A: We’re not prepared for our annual meeting which is in August. We’d like to reschedule for September. Can we do that or should we just have an unprepared annual meeting in August to just say we had one?
B: While we would normally not advise a board to ignore the requirements of the governing documents, assuming there is no ulterior motive for delaying the annual meeting – for instance, the board desires to obtain bids on a large contract and award it before new members who are opposed to the contract might be elected to the board – then our usual advice in this situation would be to schedule the meeting on the earliest date that you know you would be prepared to have the meeting. Most bylaws contain an agenda for the annual meeting. The board’s preparation for the meeting need not include anything not listed on the bylaws agenda. Also keep in mind that if there are matters beyond the agenda, for instance, the preparation of, and vote on, an amendment to your governing documents, a special meeting of the members may be scheduled for that and it need not be undertaken at the annual meeting.
While bylaws often contain language that requires the annual meeting to be on a specific day of a particular month, there is little relief an owner can seek for delaying the meeting by a reasonably short period of time. It may also be that since August is a peak vacation month, it may be difficult to obtain a quorum for the meeting.
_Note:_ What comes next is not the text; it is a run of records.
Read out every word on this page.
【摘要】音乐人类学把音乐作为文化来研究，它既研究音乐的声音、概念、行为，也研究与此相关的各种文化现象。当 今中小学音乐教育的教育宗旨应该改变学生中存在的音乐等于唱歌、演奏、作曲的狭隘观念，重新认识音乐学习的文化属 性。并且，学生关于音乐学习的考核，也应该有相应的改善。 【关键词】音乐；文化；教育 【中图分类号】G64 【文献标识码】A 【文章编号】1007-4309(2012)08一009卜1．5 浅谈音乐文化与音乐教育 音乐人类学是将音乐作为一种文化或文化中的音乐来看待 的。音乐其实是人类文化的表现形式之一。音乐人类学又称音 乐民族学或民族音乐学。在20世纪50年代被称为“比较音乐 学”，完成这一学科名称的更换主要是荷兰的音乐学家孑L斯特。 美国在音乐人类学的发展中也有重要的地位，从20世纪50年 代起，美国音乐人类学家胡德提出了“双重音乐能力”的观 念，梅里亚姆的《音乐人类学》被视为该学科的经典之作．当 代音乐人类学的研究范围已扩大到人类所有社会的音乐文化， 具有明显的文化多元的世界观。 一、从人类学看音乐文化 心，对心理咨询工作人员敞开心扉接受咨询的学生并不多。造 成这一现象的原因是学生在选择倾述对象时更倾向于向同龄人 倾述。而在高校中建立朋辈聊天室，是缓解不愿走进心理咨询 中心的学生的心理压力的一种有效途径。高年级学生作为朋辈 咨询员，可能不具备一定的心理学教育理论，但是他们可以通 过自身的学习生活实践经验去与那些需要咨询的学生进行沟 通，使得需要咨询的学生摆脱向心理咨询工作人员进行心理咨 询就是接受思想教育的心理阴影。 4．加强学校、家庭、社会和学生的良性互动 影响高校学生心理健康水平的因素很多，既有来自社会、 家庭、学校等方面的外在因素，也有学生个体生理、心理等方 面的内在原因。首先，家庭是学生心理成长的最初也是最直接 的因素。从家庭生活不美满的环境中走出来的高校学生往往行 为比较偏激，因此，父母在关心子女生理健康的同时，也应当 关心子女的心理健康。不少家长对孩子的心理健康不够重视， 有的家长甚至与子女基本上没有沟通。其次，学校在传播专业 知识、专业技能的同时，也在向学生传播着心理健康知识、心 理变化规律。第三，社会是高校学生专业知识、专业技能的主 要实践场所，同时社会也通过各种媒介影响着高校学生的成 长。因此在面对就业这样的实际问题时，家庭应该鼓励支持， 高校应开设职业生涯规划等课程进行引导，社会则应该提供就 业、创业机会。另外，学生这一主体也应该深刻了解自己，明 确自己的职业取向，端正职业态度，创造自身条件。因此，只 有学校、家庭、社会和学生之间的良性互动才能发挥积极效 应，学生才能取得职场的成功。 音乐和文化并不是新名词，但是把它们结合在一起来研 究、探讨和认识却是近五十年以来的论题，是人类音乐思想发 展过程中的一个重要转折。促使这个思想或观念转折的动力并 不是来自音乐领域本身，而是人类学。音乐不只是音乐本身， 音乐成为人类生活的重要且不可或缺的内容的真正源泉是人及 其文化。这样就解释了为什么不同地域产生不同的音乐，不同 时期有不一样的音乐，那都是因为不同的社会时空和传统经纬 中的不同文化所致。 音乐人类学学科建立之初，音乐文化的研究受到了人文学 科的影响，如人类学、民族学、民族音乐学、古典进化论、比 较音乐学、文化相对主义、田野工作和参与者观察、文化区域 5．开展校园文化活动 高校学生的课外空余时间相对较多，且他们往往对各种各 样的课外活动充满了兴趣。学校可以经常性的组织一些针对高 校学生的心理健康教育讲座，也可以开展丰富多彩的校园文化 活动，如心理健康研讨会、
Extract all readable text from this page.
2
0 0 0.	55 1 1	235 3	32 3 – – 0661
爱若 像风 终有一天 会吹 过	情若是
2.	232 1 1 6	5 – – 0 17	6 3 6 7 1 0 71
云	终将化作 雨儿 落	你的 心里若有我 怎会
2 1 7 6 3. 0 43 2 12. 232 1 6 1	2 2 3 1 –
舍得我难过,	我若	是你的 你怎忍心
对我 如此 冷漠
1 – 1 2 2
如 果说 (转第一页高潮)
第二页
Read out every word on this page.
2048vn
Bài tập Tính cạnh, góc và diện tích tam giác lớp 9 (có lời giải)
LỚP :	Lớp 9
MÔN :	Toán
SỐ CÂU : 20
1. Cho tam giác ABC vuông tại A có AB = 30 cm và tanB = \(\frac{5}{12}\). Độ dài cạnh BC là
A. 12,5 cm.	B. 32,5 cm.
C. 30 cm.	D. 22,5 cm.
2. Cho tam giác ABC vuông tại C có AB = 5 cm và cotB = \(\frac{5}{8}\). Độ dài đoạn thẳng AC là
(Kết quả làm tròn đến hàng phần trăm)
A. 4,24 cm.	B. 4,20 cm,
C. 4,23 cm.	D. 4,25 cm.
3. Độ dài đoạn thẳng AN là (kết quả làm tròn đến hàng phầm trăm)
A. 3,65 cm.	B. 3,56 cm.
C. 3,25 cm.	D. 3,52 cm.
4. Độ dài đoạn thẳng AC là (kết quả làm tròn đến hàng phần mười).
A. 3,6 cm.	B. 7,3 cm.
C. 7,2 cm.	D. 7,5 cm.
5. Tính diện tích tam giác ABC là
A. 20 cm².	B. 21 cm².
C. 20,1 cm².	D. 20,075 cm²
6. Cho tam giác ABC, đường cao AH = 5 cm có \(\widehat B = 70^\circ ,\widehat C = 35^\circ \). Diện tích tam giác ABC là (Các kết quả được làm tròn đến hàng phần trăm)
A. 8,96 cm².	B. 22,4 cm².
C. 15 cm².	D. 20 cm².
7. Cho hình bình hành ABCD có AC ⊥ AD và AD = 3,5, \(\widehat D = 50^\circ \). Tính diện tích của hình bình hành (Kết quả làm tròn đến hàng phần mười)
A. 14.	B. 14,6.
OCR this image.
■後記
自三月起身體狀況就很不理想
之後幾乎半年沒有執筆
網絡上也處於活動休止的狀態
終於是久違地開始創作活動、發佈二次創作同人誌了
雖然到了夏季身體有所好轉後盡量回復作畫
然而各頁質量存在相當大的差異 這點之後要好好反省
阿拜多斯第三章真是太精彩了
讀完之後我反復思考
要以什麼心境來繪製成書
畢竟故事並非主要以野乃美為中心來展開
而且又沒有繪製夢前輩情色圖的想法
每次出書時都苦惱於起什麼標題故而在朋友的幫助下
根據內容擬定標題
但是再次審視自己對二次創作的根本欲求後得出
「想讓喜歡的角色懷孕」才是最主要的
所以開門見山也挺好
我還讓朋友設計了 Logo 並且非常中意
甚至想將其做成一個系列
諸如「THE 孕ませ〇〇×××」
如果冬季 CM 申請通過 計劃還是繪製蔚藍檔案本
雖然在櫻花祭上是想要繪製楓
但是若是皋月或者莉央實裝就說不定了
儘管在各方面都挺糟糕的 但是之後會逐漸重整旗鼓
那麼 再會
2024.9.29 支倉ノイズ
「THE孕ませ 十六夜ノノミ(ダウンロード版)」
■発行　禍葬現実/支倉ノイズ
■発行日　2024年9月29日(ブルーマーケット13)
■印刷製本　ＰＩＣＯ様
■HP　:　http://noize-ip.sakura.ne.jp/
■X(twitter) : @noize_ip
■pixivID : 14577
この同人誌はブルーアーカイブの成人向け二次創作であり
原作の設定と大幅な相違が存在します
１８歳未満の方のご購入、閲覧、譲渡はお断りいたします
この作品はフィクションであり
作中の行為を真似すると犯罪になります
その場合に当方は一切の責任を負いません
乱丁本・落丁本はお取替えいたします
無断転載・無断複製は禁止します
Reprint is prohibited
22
Under some state statutes an owner dissatisfied that the annual meeting is not being held consistent with the requirements of the bylaws may go to court and obtain an order requiring the annual meeting to be held on a specific date; but it is unlikely that a court would schedule it earlier than you are planning and, typically, under statutes that provide for this, there is no penalty to the board or the association for failing to have held the meeting earlier.